Divide the Chinese cabbage into leaves and stems, cut the stem into 2 cm, and roughly chop the leaves.
Finely chop the garlic.
Add butter to a frying pan and heat, shake the pan back and forth to spread out the butter once it melts, and sauté the clams on both sides for 2~3 minutes.
Take out the clams.
Leave the scallop broth in the frying pan, and continue to Step 5.
Add olive oil to the frying pan from Step 3, sauté the garlic, add cabbage stems once it begins to simmer, and sauté until they wilt.
Add cabbage leaves to Step 5, give it a quick stir, add flour and coat everything, then stir in ★.
Add the clams to Step 6 and bring to a boil. Boil for about 5 minutes, check the flavor, and season with salt to taste.

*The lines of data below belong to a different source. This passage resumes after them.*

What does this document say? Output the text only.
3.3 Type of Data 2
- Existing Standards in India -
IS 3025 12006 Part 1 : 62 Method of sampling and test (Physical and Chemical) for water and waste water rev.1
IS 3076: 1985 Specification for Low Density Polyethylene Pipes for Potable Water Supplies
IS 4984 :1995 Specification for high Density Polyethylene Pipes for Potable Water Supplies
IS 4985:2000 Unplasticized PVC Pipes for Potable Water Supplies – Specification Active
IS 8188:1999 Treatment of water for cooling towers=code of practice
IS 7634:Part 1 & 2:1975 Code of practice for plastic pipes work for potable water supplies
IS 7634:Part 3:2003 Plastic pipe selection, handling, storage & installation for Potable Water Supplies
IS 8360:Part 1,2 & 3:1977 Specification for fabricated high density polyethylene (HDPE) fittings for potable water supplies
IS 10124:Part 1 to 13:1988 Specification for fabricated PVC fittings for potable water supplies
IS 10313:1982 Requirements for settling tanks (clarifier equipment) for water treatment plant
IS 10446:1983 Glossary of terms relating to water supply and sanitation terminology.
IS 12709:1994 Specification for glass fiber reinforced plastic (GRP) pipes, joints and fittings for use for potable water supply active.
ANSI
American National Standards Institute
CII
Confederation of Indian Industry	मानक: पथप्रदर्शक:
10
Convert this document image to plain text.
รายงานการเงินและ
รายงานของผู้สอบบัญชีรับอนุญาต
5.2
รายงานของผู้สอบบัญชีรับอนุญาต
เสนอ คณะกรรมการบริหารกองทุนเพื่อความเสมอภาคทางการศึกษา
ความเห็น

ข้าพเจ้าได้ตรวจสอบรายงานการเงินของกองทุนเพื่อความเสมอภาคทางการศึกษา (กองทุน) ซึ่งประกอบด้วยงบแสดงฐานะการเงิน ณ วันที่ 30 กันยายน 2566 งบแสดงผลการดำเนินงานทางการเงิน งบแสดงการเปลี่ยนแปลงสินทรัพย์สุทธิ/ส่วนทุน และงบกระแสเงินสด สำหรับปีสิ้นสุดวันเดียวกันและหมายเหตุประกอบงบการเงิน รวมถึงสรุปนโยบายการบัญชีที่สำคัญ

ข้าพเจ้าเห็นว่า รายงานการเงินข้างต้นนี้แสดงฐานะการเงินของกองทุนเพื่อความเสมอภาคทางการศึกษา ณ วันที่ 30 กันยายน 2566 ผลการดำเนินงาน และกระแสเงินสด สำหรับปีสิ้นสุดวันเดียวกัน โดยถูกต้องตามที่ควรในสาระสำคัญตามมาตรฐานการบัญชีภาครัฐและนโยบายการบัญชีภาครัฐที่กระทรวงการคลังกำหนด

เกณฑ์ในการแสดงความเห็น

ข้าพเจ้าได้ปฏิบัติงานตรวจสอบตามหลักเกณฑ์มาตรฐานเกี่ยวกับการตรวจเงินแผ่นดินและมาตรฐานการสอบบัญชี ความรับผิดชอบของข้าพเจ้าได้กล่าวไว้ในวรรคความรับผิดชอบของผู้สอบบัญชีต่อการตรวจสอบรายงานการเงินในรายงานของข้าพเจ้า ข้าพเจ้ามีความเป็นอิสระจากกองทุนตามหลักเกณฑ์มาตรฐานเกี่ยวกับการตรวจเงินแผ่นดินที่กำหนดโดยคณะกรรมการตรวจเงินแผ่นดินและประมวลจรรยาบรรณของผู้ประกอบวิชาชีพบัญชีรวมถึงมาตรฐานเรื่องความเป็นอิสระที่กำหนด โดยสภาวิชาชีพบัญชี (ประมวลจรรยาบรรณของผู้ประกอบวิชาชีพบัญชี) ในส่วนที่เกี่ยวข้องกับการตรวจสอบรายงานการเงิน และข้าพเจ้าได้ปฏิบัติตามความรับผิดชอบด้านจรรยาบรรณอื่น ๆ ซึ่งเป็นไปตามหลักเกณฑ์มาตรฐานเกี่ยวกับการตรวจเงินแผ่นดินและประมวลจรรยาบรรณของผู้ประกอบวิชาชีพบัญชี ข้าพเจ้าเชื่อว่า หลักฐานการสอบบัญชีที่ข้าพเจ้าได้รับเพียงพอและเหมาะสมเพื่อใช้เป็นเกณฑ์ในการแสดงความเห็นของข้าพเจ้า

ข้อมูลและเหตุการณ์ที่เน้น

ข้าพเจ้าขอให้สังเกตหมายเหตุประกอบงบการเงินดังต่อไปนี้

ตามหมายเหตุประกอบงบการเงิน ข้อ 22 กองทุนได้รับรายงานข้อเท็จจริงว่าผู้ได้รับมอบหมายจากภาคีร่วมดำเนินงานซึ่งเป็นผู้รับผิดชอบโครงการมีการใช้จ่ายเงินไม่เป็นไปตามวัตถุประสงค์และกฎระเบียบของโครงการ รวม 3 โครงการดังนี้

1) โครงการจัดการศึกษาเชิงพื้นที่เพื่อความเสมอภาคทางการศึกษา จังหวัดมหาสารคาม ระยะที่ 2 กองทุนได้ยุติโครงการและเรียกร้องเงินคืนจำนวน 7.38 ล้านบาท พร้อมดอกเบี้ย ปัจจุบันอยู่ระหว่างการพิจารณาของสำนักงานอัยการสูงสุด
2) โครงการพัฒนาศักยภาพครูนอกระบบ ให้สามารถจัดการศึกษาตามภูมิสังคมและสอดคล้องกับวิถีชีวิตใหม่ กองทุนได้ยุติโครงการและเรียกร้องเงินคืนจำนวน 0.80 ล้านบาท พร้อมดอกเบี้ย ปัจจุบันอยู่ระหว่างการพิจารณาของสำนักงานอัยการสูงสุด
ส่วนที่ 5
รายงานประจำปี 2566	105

Serve on dishes and it is done.
Story Behind this Recipe
Whenever there is a lot of Chinese cabbage on display at the vegetable shop, I want to make stews, stir-fries, marinades, and cream stew one after the other. I love adding scallops to my basic seafood cream stew the most.
It might look like a lot of cabbage when you are cutting it, but the water content will cook out and it will shrink, so it is okay. In Step 3, sauté so that the butter does not burn. In Step 6, reduce to a low heat when adding in after bringing it to a boil.